Ebola has made me realize that I fear surrendering my entire life to God.

Wednesday, April 23, 2014

3+4=7 Coincidence?

There are four cardinal directions. North , South, East and West
There are four Cardinal Virtues: Prudence, Temperance, Fortitude, and Justice

The first set shows man how to get places on this earth, and where things are relative to each other.
The second set is handy when living in society, they are like a key or guide to relating well with others in a community.

There are three directions in space: x,y and z
There are three Theological Virtues: Faith, Hope, and Charity

The first set orients one where they are in space and time and motion
The second set orients the self to an ordered perception of themselves within time space and history.

The cardinal directions helps us live well with each other in the flesh and material world
The "tri-oriental" directions help us live well with ourselves, created in the image and likeness of God.

Perhaps this is why 7 is considered a "lucky" or "good" or  "perfect" or "religious" number
7 = 3+4 

Could 7 be a sum of how man is to live in a way that fares well for his society and soul. 


For fun: but not random

North: Prudence
because Prudence or Wisdom is that which we generally tend to ask from above.

Temperance: South 
because temperance has to do with our daily lives down on earth and involves our basic material needs and goods. (food,reproduction,provision)

Fortitude: East 
Just as the rising sun may grant us new hope, so does Fortitude help us stand bright in the darkest situations and move forward.

Justice: West 
Justice is an active force. Just as the sun sets and emits red light, so are we willing to shed blood and give our all to the last dying day in the name of Justice.







Monday, April 21, 2014

Primary Things

Colors. I like colors.
Colors are like numbers to me.
I wonder how many colors there are. 

There are only so many different wavelengths of light 
that we can identify as distinct colors. 
That is because our eyes can only receive a certain range of  wavelengths 
in which our brain translates to images and color.

But does that mean that the other wave lengths of light do not have colors?
We have Ultra Violet light, which we can't see and yet call a color.   
What if it is that all light has a color but we just can't see it? 

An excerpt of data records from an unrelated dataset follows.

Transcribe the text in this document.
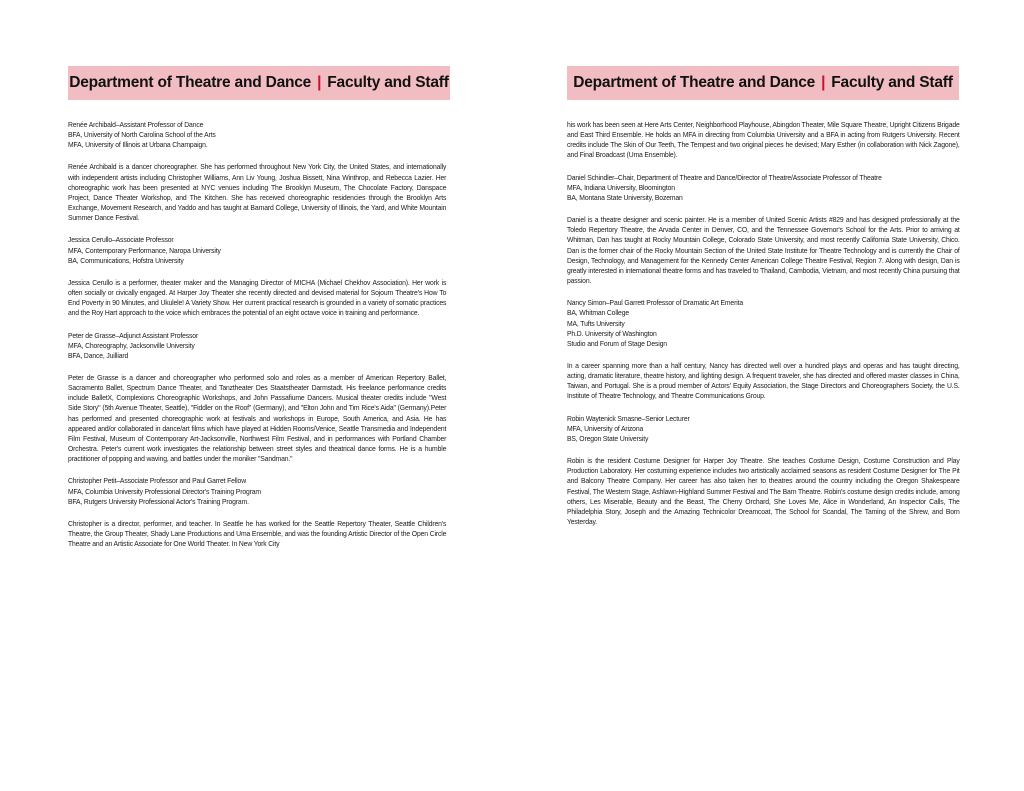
Department of Theatre and Dance | Faculty and Staff
Renée Archibald–Assistant Professor of Dance
BFA, University of North Carolina School of the Arts
MFA, University of Illinois at Urbana Champaign.

Renée Archibald is a dancer choreographer. She has performed throughout New York City, the United States, and internationally with independent artists including Christopher Williams, Ann Liv Young, Joshua Bissett, Nina Winthrop, and Rebecca Lazier. Her choreographic work has been presented at NYC venues including The Brooklyn Museum, The Chocolate Factory, Danspace Project, Dance Theater Workshop, and The Kitchen. She has received choreographic residencies through the Brooklyn Arts Exchange, Movement Research, and Yaddo and has taught at Barnard College, University of Illinois, the Yard, and White Mountain Summer Dance Festival.

Jessica Cerullo–Associate Professor
MFA, Contemporary Performance, Naropa University
BA, Communications, Hofstra University

Jessica Cerullo is a performer, theater maker and the Managing Director of MICHA (Michael Chekhov Association). Her work is often socially or civically engaged. At Harper Joy Theater she recently directed and devised material for Sojourn Theatre's How To End Poverty in 90 Minutes, and Ukulele! A Variety Show. Her current practical research is grounded in a variety of somatic practices and the Roy Hart approach to the voice which embraces the potential of an eight octave voice in training and performance.

Peter de Grasse–Adjunct Assistant Professor
MFA, Choreography, Jacksonville University
BFA, Dance, Juilliard

Peter de Grasse is a dancer and choreographer who performed solo and roles as a member of American Repertory Ballet, Sacramento Ballet, Spectrum Dance Theater, and Tanztheater Des Staatstheater Darmstadt. His freelance performance credits include BalletX, Complexions Choreographic Workshops, and John Passafiume Dancers. Musical theater credits include "West Side Story" (5th Avenue Theater, Seattle), "Fiddler on the Roof" (Germany), and "Elton John and Tim Rice's Aida" (Germany).Peter has performed and presented choreographic work at festivals and workshops in Europe, South America, and Asia. He has appeared and/or collaborated in dance/art films which have played at Hidden Rooms/Venice, Seattle Transmedia and Independent Film Festival, Museum of Contemporary Art-Jacksonville, Northwest Film Festival, and in performances with Portland Chamber Orchestra. Peter's current work investigates the relationship between street styles and theatrical dance forms. He is a humble practitioner of popping and waving, and battles under the moniker "Sandman."

Christopher Petit–Associate Professor and Paul Garret Fellow
MFA, Columbia University Professional Director's Training Program
BFA, Rutgers University Professional Actor's Training Program.

Christopher is a director, performer, and teacher. In Seattle he has worked for the Seattle Repertory Theater, Seattle Children's Theatre, the Group Theater, Shady Lane Productions and Uma Ensemble, and was the founding Artistic Director of the Open Circle Theatre and an Artistic Associate for One World Theater. In New York City

Department of Theatre and Dance | Faculty and Staff

his work has been seen at Here Arts Center, Neighborhood Playhouse, Abingdon Theater, Mile Square Theatre, Upright Citizens Brigade and East Third Ensemble. He holds an MFA in directing from Columbia University and a BFA in acting from Rutgers University. Recent credits include The Skin of Our Teeth, The Tempest and two original pieces he devised; Mary Esther (in collaboration with Nick Zagone), and Final Broadcast (Uma Ensemble).

Daniel Schindler–Chair, Department of Theatre and Dance/Director of Theatre/Associate Professor of Theatre
MFA, Indiana University, Bloomington
BA, Montana State University, Bozeman

Daniel is a theatre designer and scenic painter. He is a member of United Scenic Artists #829 and has designed professionally at the Toledo Repertory Theatre, the Arvada Center in Denver, CO, and the Tennessee Governor's School for the Arts. Prior to arriving at Whitman, Dan has taught at Rocky Mountain College, Colorado State University, and most recently California State University, Chico. Dan is the former chair of the Rocky Mountain Section of the United State Institute for Theatre Technology and is currently the Chair of Design, Technology, and Management for the Kennedy Center American College Theatre Festival, Region 7. Along with design, Dan is greatly interested in international theatre forms and has traveled to Thailand, Cambodia, Vietnam, and most recently China pursuing that passion.

Nancy Simon–Paul Garrett Professor of Dramatic Art Emerita
BA, Whitman College
MA, Tufts University
Ph.D. University of Washington
Studio and Forum of Stage Design

In a career spanning more than a half century, Nancy has directed well over a hundred plays and operas and has taught directing, acting, dramatic literature, theatre history, and lighting design. A frequent traveler, she has directed and offered master classes in China, Taiwan, and Portugal. She is a proud member of Actors' Equity Association, the Stage Directors and Choreographers Society, the U.S. Institute of Theatre Technology, and Theatre Communications Group.

Robin Waytenick Smasne–Senior Lecturer
MFA, University of Arizona
BS, Oregon State University

Robin is the resident Costume Designer for Harper Joy Theatre. She teaches Costume Design, Costume Construction and Play Production Laboratory. Her costuming experience includes two artistically acclaimed seasons as resident Costume Designer for The Pit and Balcony Theatre Company. Her career has also taken her to theatres around the country including the Oregon Shakespeare Festival, The Western Stage, Ashlawn-Highland Summer Festival and The Barn Theatre. Robin's costume design credits include, among others, Les Miserable, Beauty and the Beast, The Cherry Orchard, She Loves Me, Alice in Wonderland, An Inspector Calls, The Philadelphia Story, Joseph and the Amazing Technicolor Dreamcoat, The School for Scandal, The Taming of the Shrew, and Born Yesterday.
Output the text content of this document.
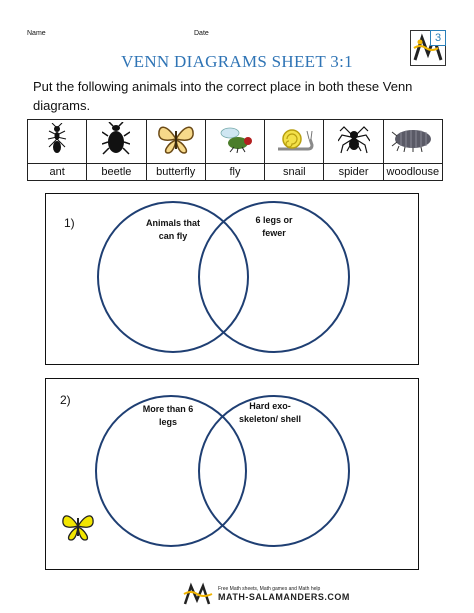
Name	Date	3
VENN DIAGRAMS SHEET 3:1
Put the following animals into the correct place in both these Venn diagrams.

ant	beetle	butterfly	fly	snail	spider	woodlouse
1)	Animals that can fly
6 legs or fewer
2)
More than 6 legs
Hard exo-skeleton/ shell
Free Math sheets, Math games and Math help
MATH-SALAMANDERS.COM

What if there are more than three primary colors?
What if we gave each prime number a primary color?
Then each number would have a specific color, or amount of color, (4 would be the same color as 16 but 16 would be bolder or more dense, or have a greater area even though the prime roots would be the color 2)

And what would the purpose of doing this be? Well, each number then (although each has it's special prime factors) would be characterized into something that one could experience. If numbers could be expressed as a color with certain properties, one can compare it to other numbers, not abstractly by its mathematical properties, but by its sensible properties. Color, texture, viscosity, density, ect. are all properties of the the material world that cause us, not only to sense but respond to and react to. 

And who would care to experience numbers? That is not the point. How is it that the human mind works? How is it that we can understand abstract ideas?

God created of himself. He is tangible and can be experienced and known, not only in abstract concepts but also in a tangible reality. God became Man so that Man could be restored and become like God. 

It is hard to interact with a number or have any feelings, or relationship with it, but its easier to know a painting, or enjoy a soft blanket, or confidently wear a favorite styled outfit. We as humans can easily identify with art. But just think, all that color, style, texture, shapes, are abstract concepts which can be easily known. 

God is omnipotent. An idea "sublime" "abstract," but we experience Him in all of created things as everything is of Him. One just can't escape his Love. Let yourself be embraced.



Thursday, March 20, 2014

Following God's Quill

I was helping one of the girls I nanny with a summery of different Saints lives. 
One of the chapters was about St. Joan

I asked her, "What are some important things from the story that you remember?" One of her responses was
"She made the prince a king!"

Latter it dawned on me that that was really significant to God for this one person at that time to become King. So much so that a young girl was given visions and voices from God to lead not only  victories on the battle field, but also social victories. She put the political structure back in order. She put a king back on France's thrown.  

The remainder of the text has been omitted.